Además, el Gobierno de Estados Unidos tiene una actitud profundamente contradictoria sobre la libertad de Internet. Critica a China e Irán por vigilar subrepticiamente a la oposición, pero hace lo mismo con aquellos a quienes considera amenazas contra la seguridad nacional. Elogia la libertad de información en el mundo mientras clama contra Wikileaks, que es, según las extraordinarias palabras de Clinton, "una amenaza contra la comunidad internacional".

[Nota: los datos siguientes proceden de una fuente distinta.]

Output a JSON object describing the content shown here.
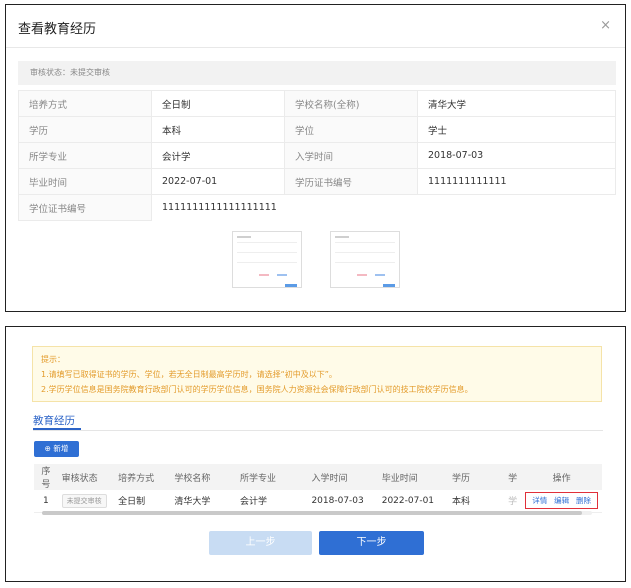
{
  "modal": {
    "title": "查看教育经历",
    "close_glyph": "×",
    "status_text": "审核状态：未提交审核",
    "rows": [
      {
        "k1": "培养方式",
        "v1": "全日制",
        "k2": "学校名称(全称)",
        "v2": "清华大学"
      },
      {
        "k1": "学历",
        "v1": "本科",
        "k2": "学位",
        "v2": "学士"
      },
      {
        "k1": "所学专业",
        "v1": "会计学",
        "k2": "入学时间",
        "v2": "2018-07-03"
      },
      {
        "k1": "毕业时间",
        "v1": "2022-07-01",
        "k2": "学历证书编号",
        "v2": "1111111111111"
      }
    ],
    "last_row": {
      "k": "学位证书编号",
      "v": "1111111111111111111"
    }
  },
  "tips": {
    "title": "提示：",
    "line1": "1.请填写已取得证书的学历、学位，若无全日制最高学历时，请选择“初中及以下”。",
    "line2": "2.学历学位信息是国务院教育行政部门认可的学历学位信息，国务院人力资源社会保障行政部门认可的技工院校学历信息。"
  },
  "section": {
    "title": "教育经历",
    "add_label": "新增"
  },
  "table": {
    "headers": [
      "序号",
      "审核状态",
      "培养方式",
      "学校名称",
      "所学专业",
      "入学时间",
      "毕业时间",
      "学历",
      "学",
      "操作"
    ],
    "row": {
      "index": "1",
      "status": "未提交审核",
      "mode": "全日制",
      "school": "清华大学",
      "major": "会计学",
      "start": "2018-07-03",
      "end": "2022-07-01",
      "degree": "本科",
      "cut": "学"
    },
    "ops": [
      "详情",
      "编辑",
      "删除"
    ]
  },
  "nav": {
    "prev": "上一步",
    "next": "下一步"
  },
  "colors": {
    "primary": "#2f6fd4",
    "highlight": "#e0303a",
    "tip_text": "#e39b2b"
  }
}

También en este sentido resulta instructivo Túnez. Hablar de una "revolución de Wikileaks" es tan absurdo como hablar de una "revolución de Twitter", pero es cierto que las revelaciones de Wikileaks sobre lo que sabía Estados Unidos de la corrupción imperante en el régimen de Ben Ali contribuyó en cierta medida a llenar el caldero de indignación que se ha desbordado en el país magrebí. Incluso había una página web específica para difundir y discutir los cables relacionados con Túnez (tunileaks.org). Como es natural, los tunecinos no necesitaban que Wikileaks les contase que la familia presidencial era un cartel dedicado a enriquecerse y protegido por matones, pero verlo escrito con todo detalle por una fuente autorizada como el Departamento de Estado norteamericano, enterarse de hasta qué punto la superpotencia detestaba el régimen de Ben Ali, pese a sus declaraciones públicas de amistad, y saber que otros tunecinos también debían de saberlo, porque los informes de los diplomáticos estadounidenses estaban en la Red al alcance de todos, son elementos que por fuerza tuvieron que influir en los acontecimientos.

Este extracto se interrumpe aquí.